As I walk I am carrying along a tiny edition of the Tao Te Ching, a 3,000-year-old book of boiled-down Chinese wisdom served up in couplets. It tells me to "give myself up to whatever the moment brings." So I let the healer spin my chakras, I taste the pungent yellow curry til my eyes cry and my sinuses open up. I put on the Sidney Bechet and Death Cab for Cutie music that makes Bob sing most happily.  I soak in a bathtub full of green-tea scented foam. I sleep in my own bed, for hours and hours. I treat the infection in my toe. I wonder if maybe I should just stop here, call off this Camino-walking nonsense, seeing as I already walked the whole Camino once, and that oughtta be enough for anyone. I live on the Camino. I can walk up and down its bony spine whenever I need to.
 The first half of the walk has been difficult and distressing, spiritually if not physically. So why go on? Why beat myself up this way?

This very day, the sage Solitary Walker blog had this to say, from the old Buddhist monk Ryokan:

My hut lies in the middle of a dense forest;
Every year the green ivy grows longer.
No news of the affairs of men,
Only the occasional song of a woodcutter.
The sun shines and I mend my robe.
When the moon comes out, I read Buddhist poems.
I have nothing to report, my friends.
If you want to find the meaning, stop chasing after so many things.

Maybe I ought to just stay here in my hut, eh?

Still, I wash everything very thoroughly, and start to re-pack my bag. (I don´t think anyone here has noticed they´ve been washing the laundry in fabric softener...) I need to go tomorrow morning so I don´t lose my walking rhythm. I have walked now from Roncesvalles to home. And now I will walk from home to Santiago de Compostella, and from there perhaps to the End of the Earth, and even on to San Andres de Teixido, depending on my feet and my energy level and this freakin´ never-ending cold headwind. It´s a great privilege to do this walk, to have the time and money and support. Who knows when I will again have this opportunity?

"The Moment" brought me here. Circumstance allows. I can go now, so I will. But with very low expectations.

Meditative pilgrimage is a discipline, a conceit, an artificially-induced stress with clear, challenging, but achieveable daily goals. The racket of bills and telephones and regretting yesterday and planning for tomorrow is stripped away and I am left with only birdsong, footfalls, and the varying levels of noise in my own head. And my fellow travelers, people on thier own wildly varied versions of the inward journey, teach me many things too, if I can stop being annoyed by their self-absorption and noise long enough to listen to them. If I can lay aside MY OWN self-absorption and noise long enough.

Still, I see The Peaceable in a new light now.
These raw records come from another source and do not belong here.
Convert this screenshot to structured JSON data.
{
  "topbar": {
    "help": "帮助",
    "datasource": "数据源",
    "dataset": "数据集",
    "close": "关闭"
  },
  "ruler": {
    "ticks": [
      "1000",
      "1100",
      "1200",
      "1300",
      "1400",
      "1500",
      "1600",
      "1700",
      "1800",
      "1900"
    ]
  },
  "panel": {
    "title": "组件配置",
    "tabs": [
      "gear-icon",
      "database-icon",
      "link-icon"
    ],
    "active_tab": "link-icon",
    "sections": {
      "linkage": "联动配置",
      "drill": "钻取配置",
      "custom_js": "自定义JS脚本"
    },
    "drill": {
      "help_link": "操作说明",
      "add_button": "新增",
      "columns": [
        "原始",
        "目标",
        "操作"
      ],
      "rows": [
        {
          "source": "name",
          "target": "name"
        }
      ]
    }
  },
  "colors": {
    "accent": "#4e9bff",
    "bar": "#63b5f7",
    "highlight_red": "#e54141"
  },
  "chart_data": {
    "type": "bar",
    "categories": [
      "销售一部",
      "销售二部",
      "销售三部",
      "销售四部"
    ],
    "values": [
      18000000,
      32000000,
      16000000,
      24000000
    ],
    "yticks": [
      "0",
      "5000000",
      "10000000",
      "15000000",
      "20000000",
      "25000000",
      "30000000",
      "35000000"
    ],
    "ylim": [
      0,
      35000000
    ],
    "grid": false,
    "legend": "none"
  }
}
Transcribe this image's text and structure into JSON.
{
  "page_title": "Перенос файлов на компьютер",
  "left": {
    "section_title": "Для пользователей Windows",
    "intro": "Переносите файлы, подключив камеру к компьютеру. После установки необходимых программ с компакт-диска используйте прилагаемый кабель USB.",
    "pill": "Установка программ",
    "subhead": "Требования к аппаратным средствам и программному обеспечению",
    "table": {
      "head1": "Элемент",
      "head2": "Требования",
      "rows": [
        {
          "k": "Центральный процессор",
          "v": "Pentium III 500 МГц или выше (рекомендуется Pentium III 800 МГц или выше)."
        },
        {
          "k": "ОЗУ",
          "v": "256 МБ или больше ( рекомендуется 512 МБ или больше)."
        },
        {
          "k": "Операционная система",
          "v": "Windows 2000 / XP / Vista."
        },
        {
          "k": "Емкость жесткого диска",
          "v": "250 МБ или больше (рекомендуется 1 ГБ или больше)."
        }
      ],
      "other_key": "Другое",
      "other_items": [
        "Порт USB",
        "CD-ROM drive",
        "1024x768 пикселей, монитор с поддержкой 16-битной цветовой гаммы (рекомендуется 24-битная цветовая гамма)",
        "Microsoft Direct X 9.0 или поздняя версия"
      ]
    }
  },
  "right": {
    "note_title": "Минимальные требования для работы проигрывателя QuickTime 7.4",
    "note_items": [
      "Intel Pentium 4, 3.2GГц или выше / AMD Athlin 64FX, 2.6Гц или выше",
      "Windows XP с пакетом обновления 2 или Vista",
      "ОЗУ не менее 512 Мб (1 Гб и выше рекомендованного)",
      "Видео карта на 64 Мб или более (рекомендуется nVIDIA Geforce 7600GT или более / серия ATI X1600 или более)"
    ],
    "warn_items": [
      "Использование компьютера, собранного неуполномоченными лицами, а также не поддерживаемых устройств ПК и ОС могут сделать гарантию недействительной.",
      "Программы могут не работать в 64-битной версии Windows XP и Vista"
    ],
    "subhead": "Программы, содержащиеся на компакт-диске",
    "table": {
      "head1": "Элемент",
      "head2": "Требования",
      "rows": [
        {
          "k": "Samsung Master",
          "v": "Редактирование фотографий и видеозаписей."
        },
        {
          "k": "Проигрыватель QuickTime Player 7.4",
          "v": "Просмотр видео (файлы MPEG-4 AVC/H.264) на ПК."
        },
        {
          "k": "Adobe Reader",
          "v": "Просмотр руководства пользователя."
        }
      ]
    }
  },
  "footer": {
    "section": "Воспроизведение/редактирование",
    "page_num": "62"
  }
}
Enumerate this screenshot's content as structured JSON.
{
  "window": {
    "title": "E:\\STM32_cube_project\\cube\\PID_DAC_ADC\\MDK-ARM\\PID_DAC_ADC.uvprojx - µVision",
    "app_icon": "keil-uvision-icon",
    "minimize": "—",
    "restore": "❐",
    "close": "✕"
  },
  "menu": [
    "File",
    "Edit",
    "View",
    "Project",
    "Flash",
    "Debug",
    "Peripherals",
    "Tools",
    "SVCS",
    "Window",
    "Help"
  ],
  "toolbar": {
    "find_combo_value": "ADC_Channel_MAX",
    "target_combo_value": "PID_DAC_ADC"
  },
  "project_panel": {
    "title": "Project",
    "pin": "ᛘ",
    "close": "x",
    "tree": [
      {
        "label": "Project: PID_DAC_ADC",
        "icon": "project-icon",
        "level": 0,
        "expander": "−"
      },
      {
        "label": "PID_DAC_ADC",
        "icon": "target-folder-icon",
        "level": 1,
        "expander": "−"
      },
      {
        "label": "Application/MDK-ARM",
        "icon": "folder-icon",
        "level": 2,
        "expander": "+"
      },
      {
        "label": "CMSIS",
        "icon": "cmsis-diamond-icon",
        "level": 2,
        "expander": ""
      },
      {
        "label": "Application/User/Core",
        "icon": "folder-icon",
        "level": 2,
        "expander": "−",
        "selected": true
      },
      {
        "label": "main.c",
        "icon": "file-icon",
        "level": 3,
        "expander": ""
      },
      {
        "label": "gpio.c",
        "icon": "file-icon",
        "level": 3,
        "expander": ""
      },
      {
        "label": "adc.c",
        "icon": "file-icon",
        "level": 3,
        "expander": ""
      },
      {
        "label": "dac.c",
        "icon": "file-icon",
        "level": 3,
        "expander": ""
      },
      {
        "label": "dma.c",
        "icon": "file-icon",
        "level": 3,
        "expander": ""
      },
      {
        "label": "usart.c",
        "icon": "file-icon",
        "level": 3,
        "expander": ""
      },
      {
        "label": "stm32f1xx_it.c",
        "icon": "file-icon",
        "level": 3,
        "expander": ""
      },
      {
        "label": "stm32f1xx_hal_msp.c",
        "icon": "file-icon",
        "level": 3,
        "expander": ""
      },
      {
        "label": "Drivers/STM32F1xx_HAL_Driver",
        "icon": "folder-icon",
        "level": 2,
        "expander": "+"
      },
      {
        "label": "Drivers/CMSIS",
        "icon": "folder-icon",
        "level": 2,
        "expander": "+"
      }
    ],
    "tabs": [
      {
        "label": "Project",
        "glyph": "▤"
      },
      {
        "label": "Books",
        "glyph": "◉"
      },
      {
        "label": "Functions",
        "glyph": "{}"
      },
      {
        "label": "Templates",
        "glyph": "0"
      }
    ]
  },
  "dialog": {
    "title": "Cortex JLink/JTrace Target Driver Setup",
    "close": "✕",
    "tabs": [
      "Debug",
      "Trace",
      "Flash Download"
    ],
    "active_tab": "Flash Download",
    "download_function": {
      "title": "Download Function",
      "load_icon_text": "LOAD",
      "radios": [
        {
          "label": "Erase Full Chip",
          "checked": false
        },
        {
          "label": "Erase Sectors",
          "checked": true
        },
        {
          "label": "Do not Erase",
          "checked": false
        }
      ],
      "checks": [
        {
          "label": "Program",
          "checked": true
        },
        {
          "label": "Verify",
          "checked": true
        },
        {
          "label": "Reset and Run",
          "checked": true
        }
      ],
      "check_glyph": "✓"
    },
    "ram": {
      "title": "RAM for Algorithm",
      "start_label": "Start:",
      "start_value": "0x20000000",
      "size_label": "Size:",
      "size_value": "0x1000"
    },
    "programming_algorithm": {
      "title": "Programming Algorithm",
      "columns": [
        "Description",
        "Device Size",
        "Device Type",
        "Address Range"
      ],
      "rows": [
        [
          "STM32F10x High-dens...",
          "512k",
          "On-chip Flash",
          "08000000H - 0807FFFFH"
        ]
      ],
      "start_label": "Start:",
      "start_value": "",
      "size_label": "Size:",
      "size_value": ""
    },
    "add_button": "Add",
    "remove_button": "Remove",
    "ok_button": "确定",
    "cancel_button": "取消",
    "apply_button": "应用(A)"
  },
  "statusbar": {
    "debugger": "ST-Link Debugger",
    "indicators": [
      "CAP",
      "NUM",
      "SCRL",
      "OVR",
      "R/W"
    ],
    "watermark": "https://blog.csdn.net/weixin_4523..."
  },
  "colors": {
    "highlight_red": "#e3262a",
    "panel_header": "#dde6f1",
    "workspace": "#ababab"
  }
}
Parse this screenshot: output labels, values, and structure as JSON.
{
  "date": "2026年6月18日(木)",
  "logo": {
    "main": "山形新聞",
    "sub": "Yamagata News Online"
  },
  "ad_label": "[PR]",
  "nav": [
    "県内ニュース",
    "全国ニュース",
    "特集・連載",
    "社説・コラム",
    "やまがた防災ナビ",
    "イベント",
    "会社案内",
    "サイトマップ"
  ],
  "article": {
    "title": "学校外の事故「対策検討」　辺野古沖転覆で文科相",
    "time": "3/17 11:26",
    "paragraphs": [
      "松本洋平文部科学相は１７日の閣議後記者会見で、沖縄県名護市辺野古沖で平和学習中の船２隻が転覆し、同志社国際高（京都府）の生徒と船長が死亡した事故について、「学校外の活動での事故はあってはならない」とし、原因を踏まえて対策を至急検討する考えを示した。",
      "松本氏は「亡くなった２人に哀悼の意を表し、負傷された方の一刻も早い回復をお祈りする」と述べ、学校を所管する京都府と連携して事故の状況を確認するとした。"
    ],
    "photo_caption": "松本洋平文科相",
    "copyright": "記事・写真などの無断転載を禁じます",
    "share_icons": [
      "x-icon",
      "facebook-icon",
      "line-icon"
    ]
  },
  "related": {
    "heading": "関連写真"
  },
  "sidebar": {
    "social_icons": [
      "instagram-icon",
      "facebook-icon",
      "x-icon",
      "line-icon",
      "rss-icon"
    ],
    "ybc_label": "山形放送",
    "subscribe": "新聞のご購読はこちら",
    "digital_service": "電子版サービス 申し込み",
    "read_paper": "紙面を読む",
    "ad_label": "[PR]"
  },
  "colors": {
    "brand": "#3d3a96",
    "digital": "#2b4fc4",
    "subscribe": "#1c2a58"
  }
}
As a pilg I am a sort of leaf bobbing on the Camino stream.  And the Peaceable is a stone in the stream, a place where a leaf can fetch up for a while, before the current carries him away again. My unique gift is I can be a leaf for a while, and still be part of the stone, too. Not to mention the stream.

The Tao te Ching says:

The Master travels all day
without leaving home.
However splendid the views
She stays serenely within herself.

Why should the lord of the country 
flit about like a fool?
If you let yourself be blown to and fro,
you lose touch with your root.
If you let restlessness move you,
you lose touch with who you are.

I´m not the lord of the country yet, so I shall shove off back into the stream, just to see what the water is like these days, the places where "our" pilgs are heading when they leave us. And maybe just learn something from the rocks and dirt and pilgs and leaves and noise. Learn some balance. Learn how to ignore the stupidity, cupidity, and politics that increasingly pave and litter The Way, and just let the Road be what it is for now. It has survived worse insults. It´s going to outlive all this marketing-hype horse-shit and political back-stabbing, even as it outlives Xacobeo 2010, Junta Castilla y Leon, la Federacion de Amigos del Camino de Santiago, the European frickin´Union, and the Peaceable Kingdom.

And me. I will stay serenely within myself. At least until the third glass of Albariño. And unless I bump my bad toe.